Ainsi, quand un carabinier fait feu, on descend dans les rues, crie au scandale et profère des menaces. En revanche, lorsqu’un petit garçon se fait violer (terme, malgré son exactitude, soigneusement évité par la presse, peut-être en raison de sa dureté, surtout s’il s’agit d’une personne de sexe masculin), on recourt à la piété, à la compréhension, voire à la compassion.

Toutefois, ce carabinier n’en est-il pas moins un être humain ? Ne mérite-t-il pas lui aussi que l’on comprenne qu’il ait commis une erreur ? Car il est certain qu’il a commis une erreur en accomplissant son travail. Ne faudrait-il pas tenter de reconstituer la dynamique complexe de l’incident avant d’en venir à l’accuser ou à l’acquitter ? Qu’est-ce qui nous définit le plus : nos actes ou notre uniforme ?

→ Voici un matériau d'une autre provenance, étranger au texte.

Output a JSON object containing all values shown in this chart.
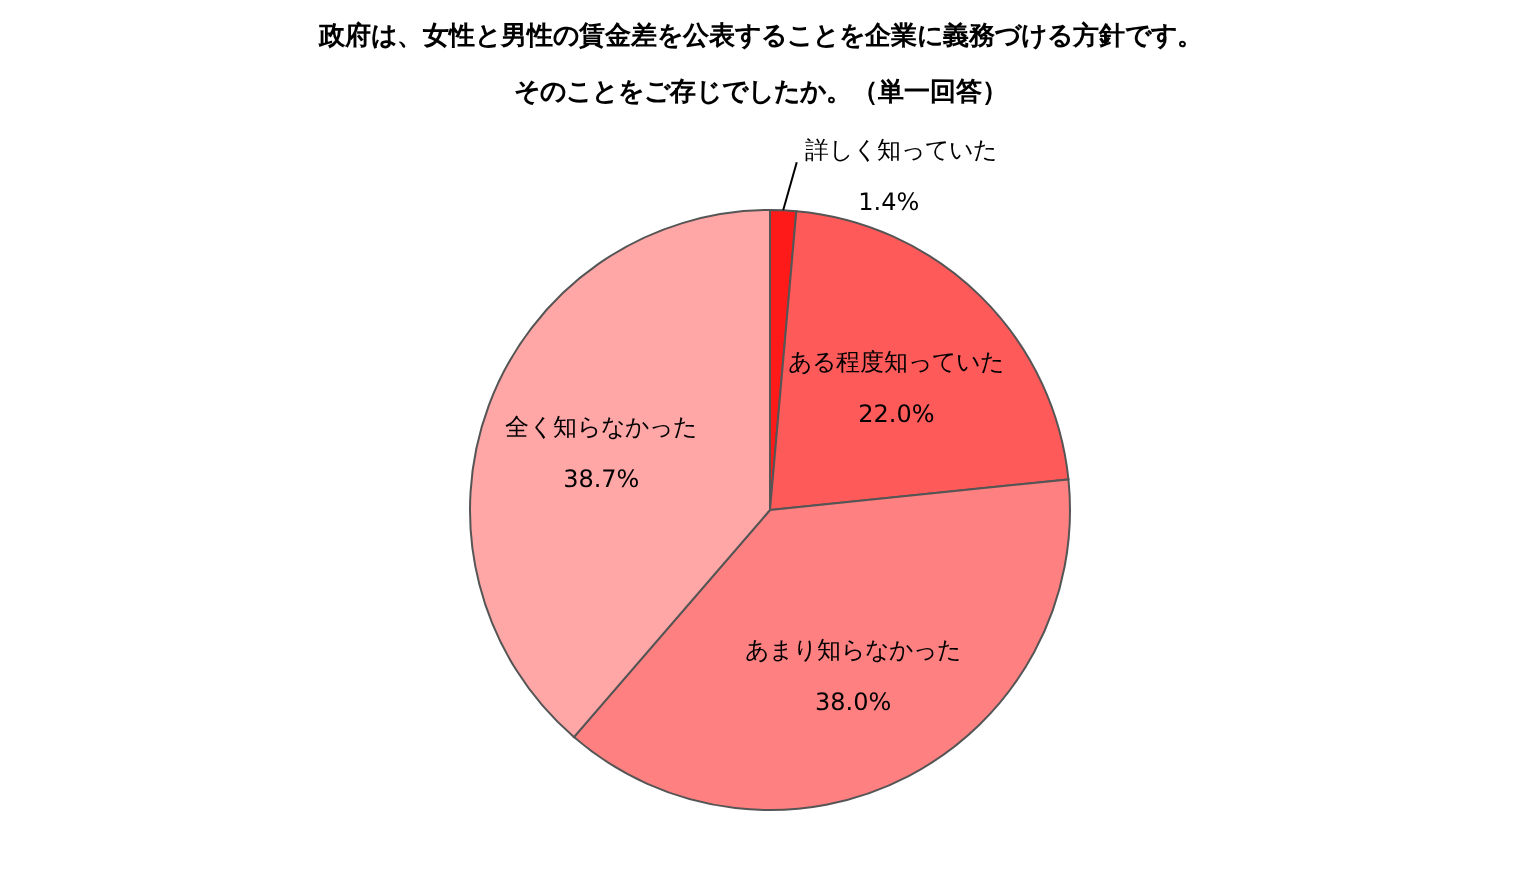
{
  "chart_data": {
    "type": "pie",
    "title": "政府は、女性と男性の賃金差を公表することを企業に義務づける方針です。",
    "subtitle": "そのことをご存じでしたか。（単一回答）",
    "categories": [
      "詳しく知っていた",
      "ある程度知っていた",
      "あまり知らなかった",
      "全く知らなかった"
    ],
    "values": [
      1.4,
      22.0,
      38.0,
      38.7
    ],
    "value_labels": [
      "1.4%",
      "22.0%",
      "38.0%",
      "38.7%"
    ],
    "colors": [
      "#ff1a1a",
      "#ff5a5a",
      "#ff8080",
      "#ffa6a6"
    ]
  }
}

Face à une telle « gaminerie », une telle plaisanterie, nous sommes dans l’obligation de nous poser des questions qui nous feront sortir des prises de positions préconçues, quelles qu’elles soient. Nous ne pouvons contourner le problème en adhérant à une thèse déjà toute prête ; thèse qui n’existe pas en réalité. Constater que la haine à l’égard des institutions s’est institutionnalisée ne suffit pas.